## PWC 276 › Maximum Frequency and now my Day is Complete

This post is part of a series on Mohammad Anwar’s excellent Weekly Challenge, where hackers submit solutions in Perl, Raku, or any other language, to two different challenges every week. (It’s a lot of fun, if you’re into that sort of thing.)

I thought I’d take the rare (for me) step of implementing this week’s challenges in Python as well as Perl.

## Task 1 – Complete Day

The first task has us look through a list of hours and count the number of pairs that add up to a multiple of 24.

### Perl

My first version was done in a compact functional style, which may be more challenging for Perl novices:

```sub complete_day {
sum0 map { my \$m = shift @\$_; map { (\$m + \$_) % 24 == 0 } @\$_ }
map { [ @_[\$_ .. \$#_] ] } 0..\$#_
}
```

Reading from bottom up as usual, we iterate through the indices of `@_` (our hours array) and `map { ... }` each index to a list of array refs from index to end of list. So, given `(1, 2, 3, 4, 5)`, we would expect to get the following list for this intermediate step:

```(
[ 1, 2, 3, 4, 5 ],
[ 2, 3, 4, 5 ],
[ 3, 4, 5 ],
[ 4, 5 ],
[ 5 ],
)
```

The first `map { ... }` then splits this into `\$m`, with the rest of the values in `@\$_` (note the `shift`). `\$m` and `@\$_` are effectively `car` and `cdr` if you recall your lisp (although not many of us still do, I suppose).

There is an inner `map { ... }` that then adds `\$m` to every value in `@\$_`, and maps to 1 if it is a multiple of 24 and 0 if it is not. `sum0` from the core module List::Util simply adds them all up to get a count.

A more readable version is as follows:

```sub complete_day {
my \$count = 0;
while (my \$m = shift) {
\$count += sum0 map { (\$m + \$_) % 24 == 0 } @_
}

\$count
}
```

This one simply maintains a `\$count` as it goes, peeling off a new `\$m` each time through the `while() { ... }` loop, with a similar inner `map { ... }` as before.

For Perl Weekly Challenge code, I like to show off some different programming styles. Which one I would actually use in production is another question entirely.

### Python

```def complete_day(hours):
count = 0
for i, m in enumerate(hours):
for n in filter(lambda n: ((m + n) % 24 == 0), hours[i+1:]):
count += 1

return(count)
```

This works similarly to the second Perl example.

## Task 2 – Maximum Frequency

The second task this week has us looking at a list of values, finding the maximum frequency of any particular value, and then returning the total number of items with that maximum frequency. This is best demonstrated by example.

Given `(1, 2, 2, 4, 1, 5)`, both 1 and 2 occur twice, so the maximum frequency is 2. Since there are two different values with that frequency, we would return 2 x 2 = 4.

Given `(1, 2, 2, 4, 6, 1, 5, 6)`, 1, 2, and 6 occur twice, so the maximum frequency is 2, but now there are three different values with that frequency, so we return 3 x 2 = 6.

### Perl

```sub max_freq {
my %freq; # Frequency table
\$freq{\$_}++ for @_;

my \$max_freq = max values %freq; # Maximal frequency

\$max_freq * grep { \$_ == \$max_freq } values %freq;
}
```

There are three essential steps here.
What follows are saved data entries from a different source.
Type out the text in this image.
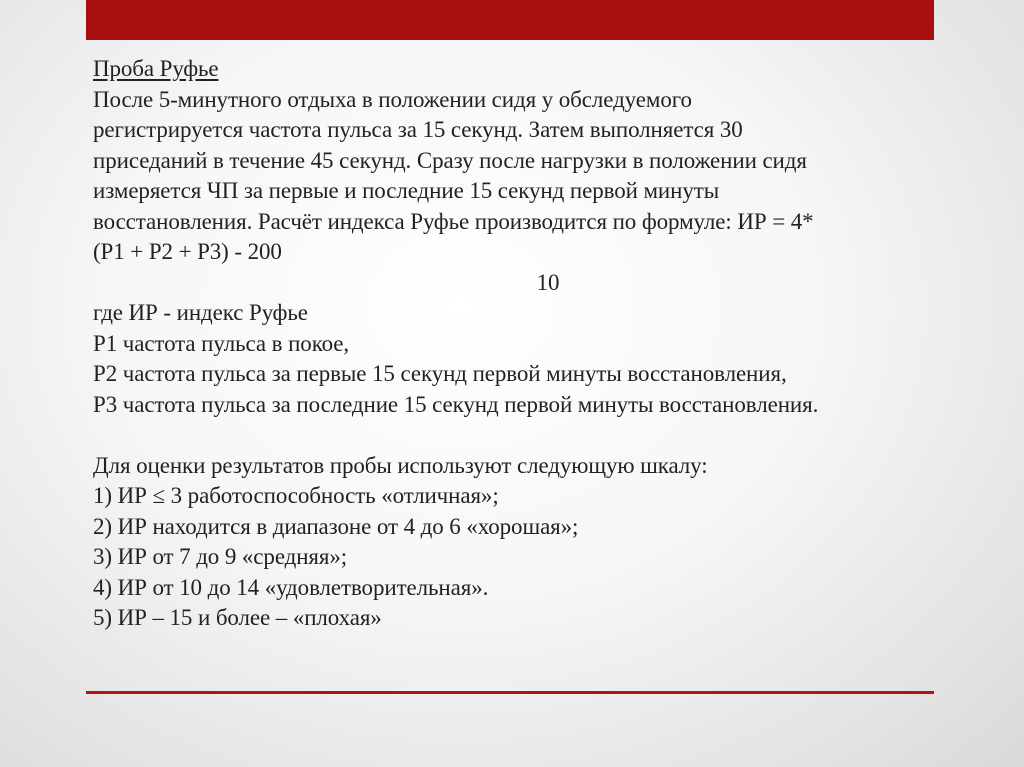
Проба Руфье
После 5-минутного отдыха в положении сидя у обследуемого
регистрируется частота пульса за 15 секунд. Затем выполняется 30
приседаний в течение 45 секунд. Сразу после нагрузки в положении сидя
измеряется ЧП за первые и последние 15 секунд первой минуты
восстановления. Расчёт индекса Руфье производится по формуле: ИР = 4*
(Р1 + Р2 + Р3) - 200
10
где ИР - индекс Руфье
Р1 частота пульса в покое,
Р2 частота пульса за первые 15 секунд первой минуты восстановления,
Р3 частота пульса за последние 15 секунд первой минуты восстановления.
Для оценки результатов пробы используют следующую шкалу:
1) ИР ≤ 3 работоспособность «отличная»;
2) ИР находится в диапазоне от 4 до 6 «хорошая»;
3) ИР от 7 до 9 «средняя»;
4) ИР от 10 до 14 «удовлетворительная».
5) ИР – 15 и более – «плохая»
First, we build a `%freq`uency table, mapping values to the number of times they appear. Then we find the `\$max_freq` with a quick pass through the `values` of that hash.

The final answer is generated by multiplying `\$max_freq` by the count of values where the frequency is equal to `\$max_freq`. Easy!

### Python

```def max_freq(ints):
# Annoying special case for empty list
if len(ints) == 0:
return(0)

# Build the frequency table (freq[n] = # of times n is in ints)
freq = {}
for n in ints: freq[n] = freq.setdefault(n,0) + 1

max_freq = max(freq.values()) # Maximal frequency

return(sum(filter(lambda x: x == max_freq, freq.values())))
```

This roughly follows the Perl code, although we need a special case for empty lists (otherwise we get an error).